Efficient first principles based modeling via machine learning: from simple representations to high entropy materials

Abstract

High-entropy materials (HEMs) have recently emerged as a significant category of materials, offering highly tunable properties. However, the scarcity of HEM data in existing density functional theory (DFT) databases, primarily due to computational expense, hinders the development of effective modeling strategies for computational materials discovery. In this study, we introduce an open DFT dataset of alloys and employ machine learning (ML) methods to investigate the material representations needed for HEM modeling. Utilizing high-throughput DFT calculations, we generate a comprehensive dataset of 84k structures, encompassing both ordered and disordered alloys across a spectrum of up to seven components and the entire concentration range. We apply descriptor-based models and graph neural networks to assess how material information is captured across diverse chemical-structural representations. We first evaluate the in-distribution performance of ML models to confirm their predictive accuracy. Subsequently, we demonstrate the capability of ML models to generalize between ordered and disordered structures, between low-order and high-order alloy systems, and between equimolar and non-equimolar compositions.

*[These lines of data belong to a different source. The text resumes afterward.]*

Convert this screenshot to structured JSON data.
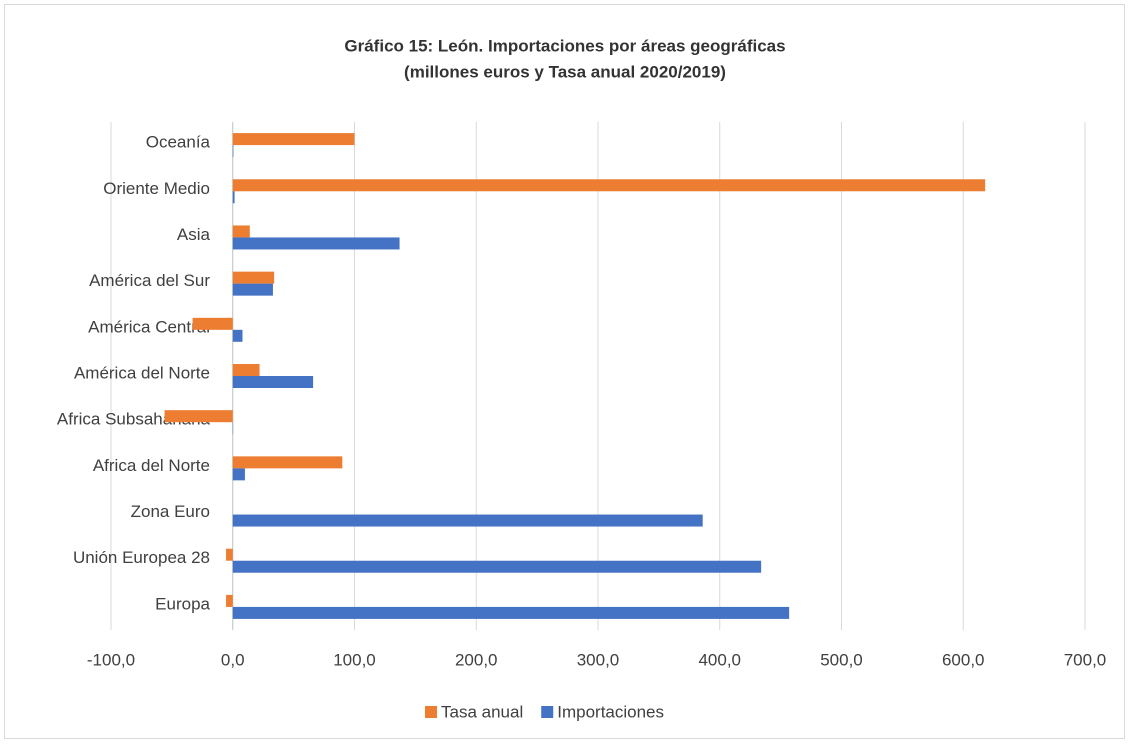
{
  "chart_data": {
    "type": "barh",
    "title": "Gráfico 15: León. Importaciones por áreas geográficas",
    "subtitle": "(millones euros y Tasa anual 2020/2019)",
    "categories": [
      "Europa",
      "Unión Europea 28",
      "Zona Euro",
      "Africa del Norte",
      "Africa Subsahariana",
      "América del Norte",
      "América Central",
      "América del Sur",
      "Asia",
      "Oriente Medio",
      "Oceanía"
    ],
    "series": [
      {
        "name": "Tasa anual",
        "color": "#ed7d31",
        "values": [
          -5.5,
          -5.5,
          0,
          90,
          -56,
          22,
          -33,
          34,
          14,
          618,
          100
        ]
      },
      {
        "name": "Importaciones",
        "color": "#4472c4",
        "values": [
          457,
          434,
          386,
          10,
          0.3,
          66,
          8,
          33,
          137,
          1.5,
          0.5
        ]
      }
    ],
    "xlim": [
      -100,
      700
    ],
    "xticks": [
      {
        "value": -100,
        "label": "-100,0"
      },
      {
        "value": 0,
        "label": "0,0"
      },
      {
        "value": 100,
        "label": "100,0"
      },
      {
        "value": 200,
        "label": "200,0"
      },
      {
        "value": 300,
        "label": "300,0"
      },
      {
        "value": 400,
        "label": "400,0"
      },
      {
        "value": 500,
        "label": "500,0"
      },
      {
        "value": 600,
        "label": "600,0"
      },
      {
        "value": 700,
        "label": "700,0"
      }
    ],
    "grid": true,
    "legend": "bottom"
  }
}
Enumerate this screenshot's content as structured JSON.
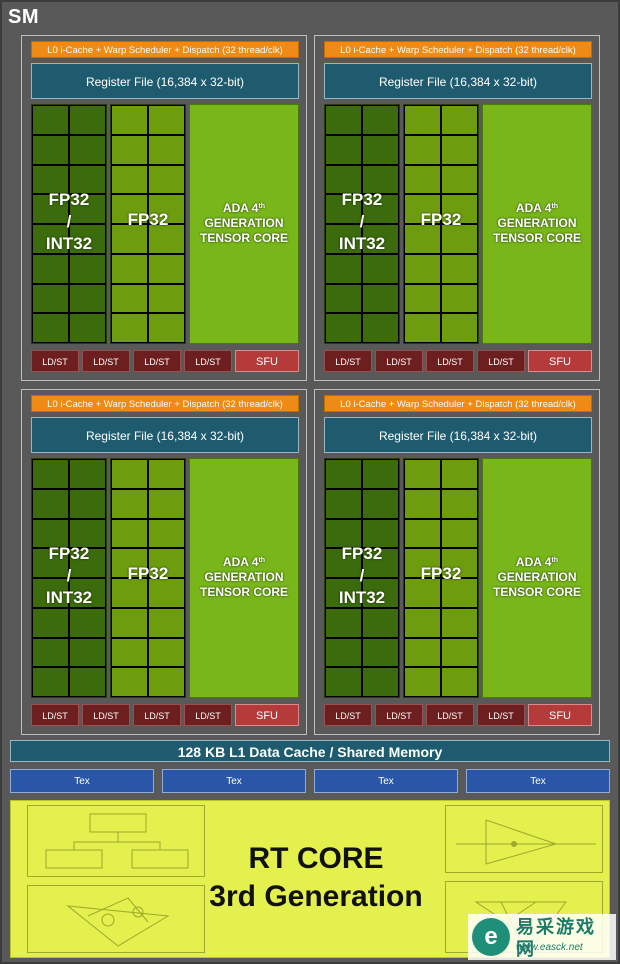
{
  "sm_label": "SM",
  "partition": {
    "l0_label": "L0 i-Cache + Warp Scheduler + Dispatch (32 thread/clk)",
    "register_file_label": "Register File (16,384 x 32-bit)",
    "fp32_int32_label": [
      "FP32",
      "/",
      "INT32"
    ],
    "fp32_label": "FP32",
    "tensor_label": {
      "line1": "ADA 4",
      "line1_sup": "th",
      "line2": "GENERATION",
      "line3": "TENSOR CORE"
    },
    "ldst_label": "LD/ST",
    "sfu_label": "SFU"
  },
  "l1_label": "128 KB L1 Data Cache / Shared Memory",
  "tex_labels": [
    "Tex",
    "Tex",
    "Tex",
    "Tex"
  ],
  "rt_core": {
    "line1": "RT CORE",
    "line2": "3rd Generation"
  },
  "watermark": {
    "logo_glyph": "e",
    "cn_text": "易采游戏网",
    "url": "www.easck.net"
  },
  "colors": {
    "l0_orange": "#ef8a14",
    "register_teal": "#1f5b6e",
    "fp32int_dark_green": "#3b6b0c",
    "fp32_green": "#6e9c0f",
    "tensor_green": "#78b61a",
    "ldst_maroon": "#6d1f1f",
    "sfu_red": "#b53a3a",
    "tex_blue": "#2a56a8",
    "rt_yellow": "#e3f04d"
  }
}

Our findings suggest that ML models can generalize from cost-effective calculations of simpler systems to more complex scenarios. Additionally, we discuss the influence of dataset size and reveal that the information loss associated with the use of unrelaxed structures could significantly degrade the generalization performance. Overall, this research sheds light on several critical aspects of HEM modeling and offers insights for data-driven atomistic modeling of HEMs.